Escritor palestino, que se salvou do massacre, narra uma Gaza destroçada: corpos insepultos, fome e sinfonias de bomba. E a tentativa de matar a memória de seu povo, com o bombardeio irracional de bibliotecas, museus e templos milenares.
Em 7 de outubro de 2023, enquanto Atef Abu Saif nadava no Mar Mediterrâneo, ele notou foguetes e explosões soando em todas as direções. Ele havia dormido na casa de sua irmã Halima, em Beit Lahia, na Faixa de Gaza. Ele interpretou os foguetes como manobras de treinamento do exército israelense. Suas companhias – o cunhado, o irmão e o filho Yasser, de 15 anos, que tinha decidido viajar da Cisjordânia para visitar os avós – não demoraram muito para perceber que algo grave estava acontecendo. Saíram da praia de carro em direção à cidade de Gaza. Poucas horas depois de chegar à Casa de Imprensa, Atef já sabe que uma guerra brutal fora desencadeada. Começa a escrever. “Narrava os acontecimentos e fazia crônicas para mim mesmo, pensando que um dia, como romancista, usaria o material. Eu não queria escrever um livro. Mas uma semana depois do início da guerra, percebi que poderia morrer”, assegura o escritor, em entrevista concedida ao CTXT durante a Festa Literária Internacional de Paraty (FLIP), no Rio de Janeiro.
Atef Abu Saif – autor de cinco romances, dois livros de contos e dois de ensaios – propôs-se a registar compulsivamente a ferocidade do ataque israelense contra a população civil. Escrevia no computador, no celular. Gravava mensagens em árabe e inglês que enviava aos seus editores. Às vezes, caminhava três quilômetros até conseguir wi-fi num posto da Cruz Vermelha. Outras vezes, arriscava aproximar-se dos tanques israelenses para captar um sinal, “algo perigoso” que tinha de fazer por causa da sua “responsabilidade como escritor”. “Os meios de comunicação ingleses e árabes não me deram muito espaço. Então, resolvi anotar tudo. A cidade de Gaza estava sendo assassinada e com ela a nossa memória. Disse a mim mesmo, se eu morrer, quero ser lembrado. Senti que poderia morrer a qualquer momento”, diz Atef.
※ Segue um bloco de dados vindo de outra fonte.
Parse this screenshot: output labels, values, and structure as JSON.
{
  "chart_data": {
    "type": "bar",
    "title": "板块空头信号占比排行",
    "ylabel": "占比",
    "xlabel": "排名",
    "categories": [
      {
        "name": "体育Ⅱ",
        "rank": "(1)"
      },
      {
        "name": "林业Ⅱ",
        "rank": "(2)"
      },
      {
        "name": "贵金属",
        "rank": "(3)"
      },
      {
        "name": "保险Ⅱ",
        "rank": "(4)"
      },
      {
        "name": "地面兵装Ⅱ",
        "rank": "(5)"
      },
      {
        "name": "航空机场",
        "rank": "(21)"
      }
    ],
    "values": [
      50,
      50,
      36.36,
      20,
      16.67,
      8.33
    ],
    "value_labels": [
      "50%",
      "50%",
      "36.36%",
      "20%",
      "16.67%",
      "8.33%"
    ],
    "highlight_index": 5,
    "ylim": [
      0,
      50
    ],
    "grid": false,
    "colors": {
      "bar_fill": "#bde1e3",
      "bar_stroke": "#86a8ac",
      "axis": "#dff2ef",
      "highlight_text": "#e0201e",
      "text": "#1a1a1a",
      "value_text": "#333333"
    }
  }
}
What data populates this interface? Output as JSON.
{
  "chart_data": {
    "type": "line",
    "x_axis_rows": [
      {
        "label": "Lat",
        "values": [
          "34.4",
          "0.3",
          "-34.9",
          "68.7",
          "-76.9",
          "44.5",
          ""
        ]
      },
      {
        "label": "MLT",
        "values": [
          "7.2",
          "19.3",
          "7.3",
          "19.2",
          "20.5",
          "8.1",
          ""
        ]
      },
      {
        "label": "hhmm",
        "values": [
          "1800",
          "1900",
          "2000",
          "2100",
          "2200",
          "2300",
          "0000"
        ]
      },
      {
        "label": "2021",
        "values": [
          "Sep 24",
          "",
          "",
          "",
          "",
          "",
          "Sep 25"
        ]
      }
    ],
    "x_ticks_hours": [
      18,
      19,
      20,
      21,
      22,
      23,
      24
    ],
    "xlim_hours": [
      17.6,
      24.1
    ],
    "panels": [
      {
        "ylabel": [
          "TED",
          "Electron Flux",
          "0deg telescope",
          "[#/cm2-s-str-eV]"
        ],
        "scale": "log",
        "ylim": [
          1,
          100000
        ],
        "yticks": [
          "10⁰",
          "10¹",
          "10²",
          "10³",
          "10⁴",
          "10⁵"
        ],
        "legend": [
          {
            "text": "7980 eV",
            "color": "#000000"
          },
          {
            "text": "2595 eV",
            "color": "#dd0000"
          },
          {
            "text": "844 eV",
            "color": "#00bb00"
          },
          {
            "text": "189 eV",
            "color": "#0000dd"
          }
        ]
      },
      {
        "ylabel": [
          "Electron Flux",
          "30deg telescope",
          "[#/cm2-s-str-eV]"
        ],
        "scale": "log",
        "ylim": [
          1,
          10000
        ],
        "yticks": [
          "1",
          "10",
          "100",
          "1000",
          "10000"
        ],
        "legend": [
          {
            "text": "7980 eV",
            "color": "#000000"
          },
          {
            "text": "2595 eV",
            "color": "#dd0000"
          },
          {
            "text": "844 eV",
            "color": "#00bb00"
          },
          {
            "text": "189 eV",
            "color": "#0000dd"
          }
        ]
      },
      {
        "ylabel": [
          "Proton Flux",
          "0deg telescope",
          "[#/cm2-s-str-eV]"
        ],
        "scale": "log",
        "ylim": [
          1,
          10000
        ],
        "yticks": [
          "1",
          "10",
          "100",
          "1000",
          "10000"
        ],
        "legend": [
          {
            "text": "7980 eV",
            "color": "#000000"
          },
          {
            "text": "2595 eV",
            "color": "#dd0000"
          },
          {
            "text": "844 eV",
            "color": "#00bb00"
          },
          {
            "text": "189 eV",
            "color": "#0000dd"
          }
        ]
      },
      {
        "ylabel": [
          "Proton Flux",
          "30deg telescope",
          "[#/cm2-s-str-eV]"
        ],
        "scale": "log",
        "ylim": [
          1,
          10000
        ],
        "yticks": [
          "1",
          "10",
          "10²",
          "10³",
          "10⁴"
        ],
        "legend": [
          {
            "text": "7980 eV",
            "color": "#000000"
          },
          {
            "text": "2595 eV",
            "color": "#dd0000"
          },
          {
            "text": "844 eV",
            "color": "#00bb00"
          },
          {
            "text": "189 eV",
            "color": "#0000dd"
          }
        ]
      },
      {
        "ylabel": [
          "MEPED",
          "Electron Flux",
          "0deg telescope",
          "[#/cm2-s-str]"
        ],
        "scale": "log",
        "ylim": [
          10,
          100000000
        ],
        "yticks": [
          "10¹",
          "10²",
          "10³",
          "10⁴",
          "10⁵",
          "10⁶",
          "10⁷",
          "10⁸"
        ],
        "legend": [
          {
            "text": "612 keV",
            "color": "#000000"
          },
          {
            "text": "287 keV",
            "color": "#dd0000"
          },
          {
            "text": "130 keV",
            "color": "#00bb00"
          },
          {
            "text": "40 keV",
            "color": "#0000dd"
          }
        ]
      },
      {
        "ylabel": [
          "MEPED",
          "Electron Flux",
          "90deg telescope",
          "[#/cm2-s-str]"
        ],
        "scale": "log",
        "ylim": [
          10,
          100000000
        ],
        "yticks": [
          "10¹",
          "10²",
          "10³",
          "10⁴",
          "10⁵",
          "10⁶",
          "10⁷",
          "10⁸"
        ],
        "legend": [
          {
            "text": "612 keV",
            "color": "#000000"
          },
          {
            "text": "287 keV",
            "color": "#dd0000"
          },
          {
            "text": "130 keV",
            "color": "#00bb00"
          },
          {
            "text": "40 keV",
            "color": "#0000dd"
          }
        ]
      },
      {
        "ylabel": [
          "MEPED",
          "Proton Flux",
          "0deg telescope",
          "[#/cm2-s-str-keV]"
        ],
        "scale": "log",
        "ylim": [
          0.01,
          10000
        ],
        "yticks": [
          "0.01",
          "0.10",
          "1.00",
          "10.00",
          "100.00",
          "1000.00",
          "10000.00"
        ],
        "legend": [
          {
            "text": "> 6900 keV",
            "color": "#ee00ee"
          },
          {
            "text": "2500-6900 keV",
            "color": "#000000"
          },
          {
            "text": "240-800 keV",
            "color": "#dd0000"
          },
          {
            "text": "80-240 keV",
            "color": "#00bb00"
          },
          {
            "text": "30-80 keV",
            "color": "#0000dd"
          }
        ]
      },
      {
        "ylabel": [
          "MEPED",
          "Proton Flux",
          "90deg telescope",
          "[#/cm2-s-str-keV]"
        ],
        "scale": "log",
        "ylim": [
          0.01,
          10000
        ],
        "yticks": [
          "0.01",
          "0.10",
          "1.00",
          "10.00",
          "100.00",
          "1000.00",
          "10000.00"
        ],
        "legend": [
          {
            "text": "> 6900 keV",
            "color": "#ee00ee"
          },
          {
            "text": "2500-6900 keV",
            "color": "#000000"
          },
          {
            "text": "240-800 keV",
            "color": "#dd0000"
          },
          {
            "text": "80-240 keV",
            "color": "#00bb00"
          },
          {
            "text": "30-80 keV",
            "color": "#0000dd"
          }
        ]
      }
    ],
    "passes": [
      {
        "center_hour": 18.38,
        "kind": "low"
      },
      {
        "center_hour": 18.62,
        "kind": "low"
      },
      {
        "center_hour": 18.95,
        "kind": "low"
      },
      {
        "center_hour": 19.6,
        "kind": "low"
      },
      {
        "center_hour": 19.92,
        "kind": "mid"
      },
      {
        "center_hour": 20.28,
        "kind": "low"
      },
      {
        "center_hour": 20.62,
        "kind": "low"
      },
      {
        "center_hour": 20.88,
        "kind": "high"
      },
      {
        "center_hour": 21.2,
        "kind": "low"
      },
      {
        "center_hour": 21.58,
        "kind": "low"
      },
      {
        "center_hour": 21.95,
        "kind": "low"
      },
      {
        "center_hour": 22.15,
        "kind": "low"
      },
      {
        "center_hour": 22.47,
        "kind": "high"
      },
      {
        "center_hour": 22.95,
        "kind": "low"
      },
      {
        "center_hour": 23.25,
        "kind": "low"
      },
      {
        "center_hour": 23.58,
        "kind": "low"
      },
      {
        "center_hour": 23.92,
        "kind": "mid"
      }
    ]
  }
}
Até cruzar a fronteira egípcia com seu filho Yasser para retornar à sua casa na Cisjordânia, Atef escreveu diariamente durante noventa dias. O resultado é Quero estar acordado quando morrer. Diário de um Genocídio, livro de caráter urgente lançado por uma aliança internacional de editoras que o publicou em julho “simultaneamente para denunciar a situação da população palestina e pedir um cessar-fogo”: Blackie Books (espanhol e catalão); Berria (Basco), Comma Press (Reino Unido), Beacon Books (Estados Unidos) e Jacana (África do Sul) em inglês; Angústúra (islandês), Noura Books (indonésio), Chiheisha Publishing (japonês), Società Informazione (italiano), Elefante (português), Second Thesis (coreano) e Pinar Publications (turco). “Através da escrita, podemos manter os lugares vivos, podemos lembrar as ruas que agora estão em escombros, as casas que agora foram destruídas”, escreve Atef no livro.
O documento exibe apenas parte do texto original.